Entech, an MSP and cybersecurity services provider in Fort Myers, Fla., follows this trajectory. The company last week said it has recapitalized with Prospect Partners, a private equity firm specializing in pre-midmarket companies. Entech aims to accelerate its acquisition strategy in the Florida market.
Synoptek, an MSP based in Irvine, Calif., recapitalized in September. In that transaction, Sverica Capital Management, the company's previous private equity partner, sold a majority stake to Quad-C Management.
Drake Star, a New York City investment bank that advised the MSP on that deal, cited Synoptek among the more than 365 digital services M&A transactions it tracked in the third quarter of 2022. The digital services sector includes managed services as well as other areas such as business process outsourcing and digital transformation services. Drake Star identified more partner ecosystem deals in Q2 -- 375-plus. But the firm's Q3 deal volume update cited continuing momentum "despite the current macroeconomic climate."
Service providers show resilience
The economic environment, which has seen layoffs among the top tech firms, appears favorable to MSPs. Service providers offer customers the ability to offload IT functions that are costly to maintain in house when times become tough. "The more businesses start to struggle, the more they downsize employees and outsource to MSPs," Garver said.
Outsourcing "should be a tailwind to the broader MSP market," Flaherty said.
Cantey cited cybersecurity as another factor driving MSP demand. "Next year, security compliance will continue to drive growth, along with the requirements of cybersecurity insurance, which are getting stricter," he said.
MSPs, of course, can't completely override economic conditions. Hickman said MSPs aren't necessarily countercyclical, growing faster during a downturn than they would otherwise. Rather, it's more the case that the stronger MSPs can more readily navigate the economic crosscurrents. A significant recession would cause some MSP clients to suffer, which would create negative pressure for service providers, he said. On the other hand, another group of clients might view outsourcing as more attractive due to the potential for cost savings.

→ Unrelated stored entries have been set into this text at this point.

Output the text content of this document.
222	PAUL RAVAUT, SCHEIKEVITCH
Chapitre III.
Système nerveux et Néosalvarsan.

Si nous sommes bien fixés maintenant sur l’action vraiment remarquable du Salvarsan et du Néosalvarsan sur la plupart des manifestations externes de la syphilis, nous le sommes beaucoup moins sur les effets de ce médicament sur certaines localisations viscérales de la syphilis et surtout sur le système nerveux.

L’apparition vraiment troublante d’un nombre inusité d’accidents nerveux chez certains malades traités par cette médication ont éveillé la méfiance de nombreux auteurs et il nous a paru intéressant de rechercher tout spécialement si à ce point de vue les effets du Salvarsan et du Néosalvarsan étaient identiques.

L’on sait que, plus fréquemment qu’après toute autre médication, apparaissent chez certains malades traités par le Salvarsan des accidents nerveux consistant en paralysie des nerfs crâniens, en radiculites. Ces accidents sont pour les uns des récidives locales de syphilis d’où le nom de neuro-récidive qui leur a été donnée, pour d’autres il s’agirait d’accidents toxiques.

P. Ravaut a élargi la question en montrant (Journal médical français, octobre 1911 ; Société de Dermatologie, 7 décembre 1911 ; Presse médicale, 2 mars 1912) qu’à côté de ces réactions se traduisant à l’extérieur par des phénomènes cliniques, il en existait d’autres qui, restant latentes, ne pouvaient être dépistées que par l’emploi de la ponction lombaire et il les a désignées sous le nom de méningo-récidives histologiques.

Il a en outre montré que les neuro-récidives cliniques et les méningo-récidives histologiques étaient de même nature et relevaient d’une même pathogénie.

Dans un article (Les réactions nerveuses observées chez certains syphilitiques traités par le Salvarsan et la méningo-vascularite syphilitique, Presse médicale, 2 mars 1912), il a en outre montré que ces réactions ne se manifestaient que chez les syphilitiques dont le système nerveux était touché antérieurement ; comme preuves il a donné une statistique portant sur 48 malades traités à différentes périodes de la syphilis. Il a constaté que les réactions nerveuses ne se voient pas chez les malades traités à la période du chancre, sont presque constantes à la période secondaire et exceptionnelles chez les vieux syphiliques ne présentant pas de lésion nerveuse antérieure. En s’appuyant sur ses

For MSPs, the negative and positive elements could "balance themselves out to a significant degree," Hickman said.
Groups eyeing MSP deals will be on the lookout for resiliency and paying close attention to the sales pipeline.
"Investors, across the board and also in the MSP and SMB space, are scrutinizing sales cycles, looking for signs of elongation, and trying to figure out how that will flow through future earnings and new deals," Flaherty said.

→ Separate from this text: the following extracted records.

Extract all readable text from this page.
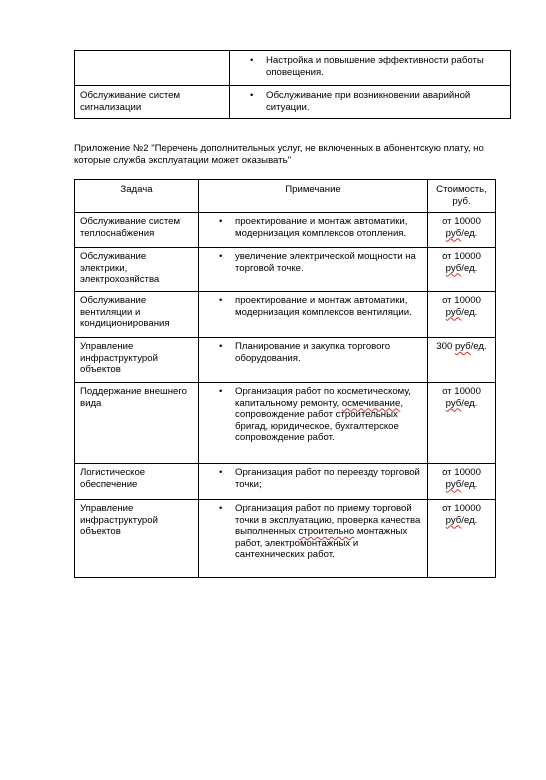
	• Настройка и повышение эффективности работы оповещения.

Обслуживание систем сигнализации	• Обслуживание при возникновении аварийной ситуации.
Приложение №2 "Перечень дополнительных услуг, не включенных в абонентскую плату, но которые служба эксплуатации может оказывать"
Задача	Примечание	Стоимость, руб.

Обслуживание систем теплоснабжения	• проектирование и монтаж автоматики, модернизация комплексов отопления.	от 10000
руб/ед.

Обслуживание электрики, электрохозяйства	• увеличение электрической мощности на торговой точке.	от 10000
руб/ед.

Обслуживание вентиляции и кондиционирования	• проектирование и монтаж автоматики, модернизация комплексов вентиляции.	от 10000
руб/ед.

Управление инфраструктурой объектов	• Планирование и закупка торгового оборудования.	300 руб/ед.

Поддержание внешнего вида	• Организация работ по косметическому, капитальному ремонту, осмечивание, сопровождение работ строительных бригад, юридическое, бухгалтерское сопровождение работ.	от 10000
руб/ед.

Логистическое обеспечение	• Организация работ по переезду торговой точки;	от 10000
руб/ед.

Управление инфраструктурой объектов	• Организация работ по приему торговой точки в эксплуатацию, проверка качества выполненных строительно монтажных работ, электромонтажных и сантехнических работ.	от 10000
руб/ед.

Investors are also "digging in on specific end-market dynamics, especially given the fact that we may enter a recession," he added. As for specific verticals, Flaherty said retail, for example, might receive a higher level of scrutiny than other markets such as education.

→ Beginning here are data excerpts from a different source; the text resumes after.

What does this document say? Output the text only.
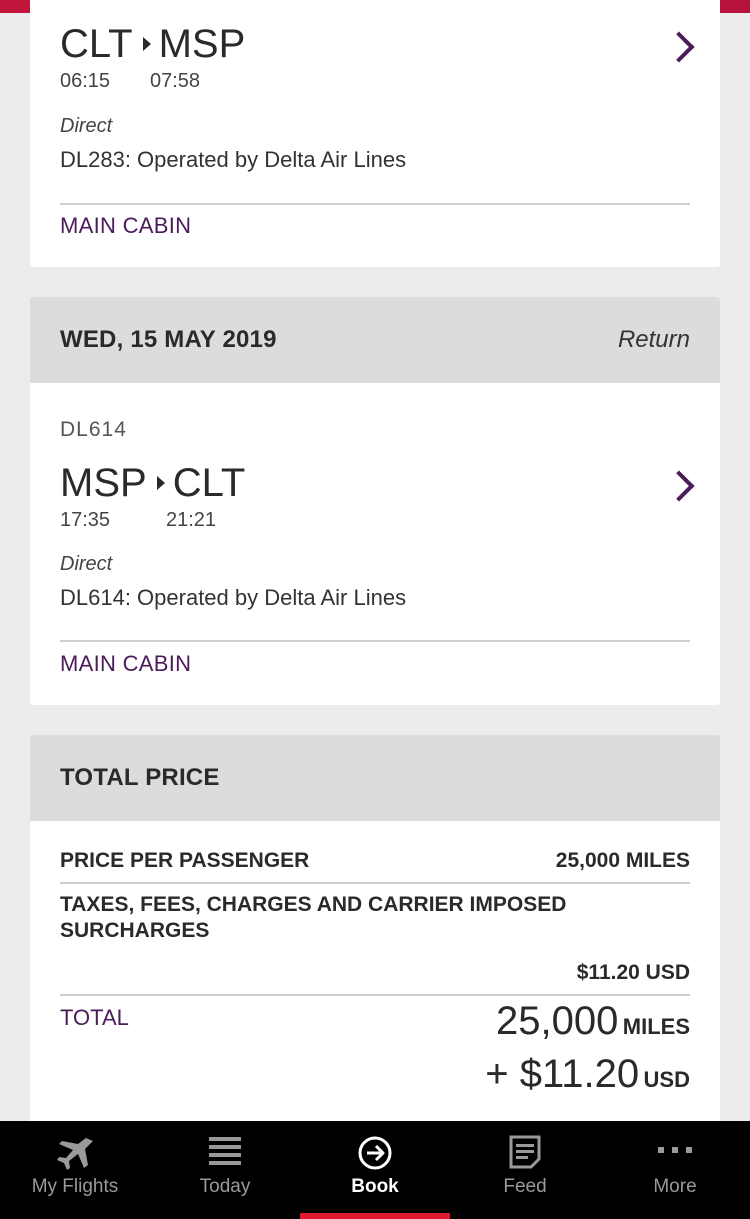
CLT MSP
06:15 07:58
Direct
DL283: Operated by Delta Air Lines
MAIN CABIN
WED, 15 MAY 2019	Return
DL614
MSP CLT
17:35	21:21
Direct
DL614: Operated by Delta Air Lines
MAIN CABIN
TOTAL PRICE
PRICE PER PASSENGER	25,000 MILES
TAXES, FEES, CHARGES AND CARRIER IMPOSED SURCHARGES
$11.20 USD
TOTAL	25,000 MILES
+ $11.20 USD
My Flights	Today	Book	Feed	More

Larger funds pursue limited supply
The increasing demand for services -- and the resulting boost in monthly recurring revenue -- helps keep MSP platform valuations healthy, a pattern also observed two years ago amid the COVID-19 economy. The arrival of investors with deeper pockets also plays an important role. Garver said he's seen the size of private equity funds in the market for MSP platforms expand from $500 million a few years ago to $1.5 billion today. Those larger private equity firms, however, demand larger and larger MSP assets, which are in limited supply, he said. This imbalance helps keep valuations on the upswing.
"There's more private equity dollars trying to come into a smaller amount of potential investment targets," Garver added.
Private equity groups might find ways to work around MSP size limitations. For example, an investor could pursue a merger-of-equals deal, purchasing and combining two MSP platforms to engineer the asset size it seeks to fund, Garver noted.